Politically speaking, this book would become a political football. It would most likely be seen by conservatives as an attack on whites in general and on white conservatives in particular. In recent times, we have seen very angry reactions to exposés about things like the abuse of animals by agricultural workers. These have been seen as attacks on farmers and laws to essentially ban them have been proposed. This would surely be seen in the same ways. Griffin would be criticized for obtaining his information under false pretenses. He would be accused of having an agenda and wanting to make his point regardless of the truth. He would be criticized for “cherry-picking” incidents that make whites look bad.

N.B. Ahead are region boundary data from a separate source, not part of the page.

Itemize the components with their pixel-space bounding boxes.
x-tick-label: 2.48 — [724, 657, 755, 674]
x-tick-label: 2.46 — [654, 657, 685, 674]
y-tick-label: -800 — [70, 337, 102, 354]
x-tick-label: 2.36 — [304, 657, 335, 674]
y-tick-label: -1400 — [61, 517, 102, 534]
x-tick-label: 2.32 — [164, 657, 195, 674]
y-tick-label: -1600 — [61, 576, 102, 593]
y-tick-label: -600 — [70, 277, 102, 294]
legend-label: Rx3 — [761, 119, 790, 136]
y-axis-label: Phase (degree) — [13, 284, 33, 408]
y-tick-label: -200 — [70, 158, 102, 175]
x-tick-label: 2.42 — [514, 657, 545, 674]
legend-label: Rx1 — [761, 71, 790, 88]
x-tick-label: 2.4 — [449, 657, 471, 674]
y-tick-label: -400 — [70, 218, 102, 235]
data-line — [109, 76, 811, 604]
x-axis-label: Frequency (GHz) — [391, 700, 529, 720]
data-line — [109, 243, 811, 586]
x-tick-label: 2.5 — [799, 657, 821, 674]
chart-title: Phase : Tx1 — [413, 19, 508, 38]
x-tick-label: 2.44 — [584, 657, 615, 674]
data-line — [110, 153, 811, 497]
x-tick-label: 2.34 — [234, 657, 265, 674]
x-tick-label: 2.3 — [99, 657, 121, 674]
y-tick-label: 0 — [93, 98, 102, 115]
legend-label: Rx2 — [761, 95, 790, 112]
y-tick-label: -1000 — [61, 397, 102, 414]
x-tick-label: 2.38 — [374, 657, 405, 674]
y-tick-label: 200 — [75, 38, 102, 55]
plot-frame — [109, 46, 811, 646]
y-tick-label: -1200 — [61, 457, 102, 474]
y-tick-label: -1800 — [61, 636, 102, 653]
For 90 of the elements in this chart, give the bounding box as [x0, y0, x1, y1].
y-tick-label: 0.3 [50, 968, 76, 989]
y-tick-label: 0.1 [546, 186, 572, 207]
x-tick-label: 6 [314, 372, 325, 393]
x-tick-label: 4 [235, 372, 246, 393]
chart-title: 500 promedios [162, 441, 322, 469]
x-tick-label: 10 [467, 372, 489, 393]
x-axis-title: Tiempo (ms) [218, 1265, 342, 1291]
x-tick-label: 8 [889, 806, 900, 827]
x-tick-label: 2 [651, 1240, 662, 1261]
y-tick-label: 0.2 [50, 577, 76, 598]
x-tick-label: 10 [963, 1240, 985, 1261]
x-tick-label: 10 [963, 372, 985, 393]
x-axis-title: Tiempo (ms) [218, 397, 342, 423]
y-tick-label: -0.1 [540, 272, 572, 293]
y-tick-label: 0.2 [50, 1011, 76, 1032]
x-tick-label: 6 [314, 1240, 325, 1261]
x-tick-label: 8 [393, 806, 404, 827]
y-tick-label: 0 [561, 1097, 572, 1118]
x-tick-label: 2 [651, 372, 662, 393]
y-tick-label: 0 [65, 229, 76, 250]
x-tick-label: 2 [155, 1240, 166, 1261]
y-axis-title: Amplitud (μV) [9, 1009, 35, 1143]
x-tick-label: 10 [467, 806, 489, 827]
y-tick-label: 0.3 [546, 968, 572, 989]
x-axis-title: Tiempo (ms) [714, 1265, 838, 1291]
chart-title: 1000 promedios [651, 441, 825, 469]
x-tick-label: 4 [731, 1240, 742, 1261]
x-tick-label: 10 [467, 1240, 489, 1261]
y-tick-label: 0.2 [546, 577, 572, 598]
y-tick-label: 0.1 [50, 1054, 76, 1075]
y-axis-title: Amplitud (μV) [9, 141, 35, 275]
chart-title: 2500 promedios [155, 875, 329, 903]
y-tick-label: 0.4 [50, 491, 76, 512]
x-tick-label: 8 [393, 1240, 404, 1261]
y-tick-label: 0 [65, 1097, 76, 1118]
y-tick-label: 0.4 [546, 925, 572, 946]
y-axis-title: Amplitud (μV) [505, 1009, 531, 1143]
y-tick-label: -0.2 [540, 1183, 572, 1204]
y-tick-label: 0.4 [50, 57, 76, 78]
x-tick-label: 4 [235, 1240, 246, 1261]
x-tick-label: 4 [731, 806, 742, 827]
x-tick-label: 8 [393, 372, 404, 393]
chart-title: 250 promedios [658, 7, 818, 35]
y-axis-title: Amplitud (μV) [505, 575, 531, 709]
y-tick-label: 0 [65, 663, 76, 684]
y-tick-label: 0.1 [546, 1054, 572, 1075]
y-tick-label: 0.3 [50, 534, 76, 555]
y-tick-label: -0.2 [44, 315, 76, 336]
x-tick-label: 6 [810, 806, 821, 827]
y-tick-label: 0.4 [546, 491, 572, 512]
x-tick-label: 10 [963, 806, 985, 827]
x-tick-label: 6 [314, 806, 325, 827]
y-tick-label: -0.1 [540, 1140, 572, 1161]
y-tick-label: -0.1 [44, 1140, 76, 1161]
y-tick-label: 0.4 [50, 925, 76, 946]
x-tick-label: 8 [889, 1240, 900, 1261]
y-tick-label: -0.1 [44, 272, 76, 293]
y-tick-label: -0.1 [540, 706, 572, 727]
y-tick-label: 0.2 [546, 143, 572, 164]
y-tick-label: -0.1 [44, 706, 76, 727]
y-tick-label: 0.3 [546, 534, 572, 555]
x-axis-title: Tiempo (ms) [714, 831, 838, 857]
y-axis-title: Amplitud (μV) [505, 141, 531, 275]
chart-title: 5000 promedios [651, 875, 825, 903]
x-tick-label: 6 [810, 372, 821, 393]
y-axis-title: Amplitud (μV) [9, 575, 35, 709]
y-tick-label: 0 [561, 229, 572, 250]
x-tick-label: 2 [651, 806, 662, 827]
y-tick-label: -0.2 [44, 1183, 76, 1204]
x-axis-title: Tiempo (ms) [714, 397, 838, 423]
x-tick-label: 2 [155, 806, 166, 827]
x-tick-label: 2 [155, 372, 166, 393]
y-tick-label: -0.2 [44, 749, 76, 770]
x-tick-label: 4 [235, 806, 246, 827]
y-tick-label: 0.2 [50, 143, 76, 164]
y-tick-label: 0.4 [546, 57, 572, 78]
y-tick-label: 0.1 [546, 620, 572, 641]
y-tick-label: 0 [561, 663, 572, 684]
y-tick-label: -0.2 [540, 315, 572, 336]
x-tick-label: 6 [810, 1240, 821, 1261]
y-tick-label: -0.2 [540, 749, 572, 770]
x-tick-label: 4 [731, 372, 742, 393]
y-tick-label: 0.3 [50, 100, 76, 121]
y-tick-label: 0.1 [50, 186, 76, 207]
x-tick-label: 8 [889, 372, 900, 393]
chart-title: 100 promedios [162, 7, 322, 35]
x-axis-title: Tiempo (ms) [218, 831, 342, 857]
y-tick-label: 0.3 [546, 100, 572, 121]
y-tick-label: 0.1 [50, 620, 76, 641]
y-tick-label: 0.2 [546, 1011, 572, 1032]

In short, there would be a firestorm of criticism and the book would be seen not as a legitimate inquiry into race relations but as a politically-motivated attempt to make whites look bad.
However, it is also likely that the book would be criticized by African Americans. The reason for this would be that it would seem patronizing and paternalistic. It would seem to many blacks as if Griffin were being presumptuous in thinking that he could understand what it was like to be black. It would seem patronizing to them that a white man would think that he needed to tell their story. They would argue that their story should be told by African Americans, not by a white person who was (they would likely say) exploiting their problems to make a name for himself.
There would surely be some positive reaction to the book, but it is very likely that there would be tremendous criticism from a number of directions.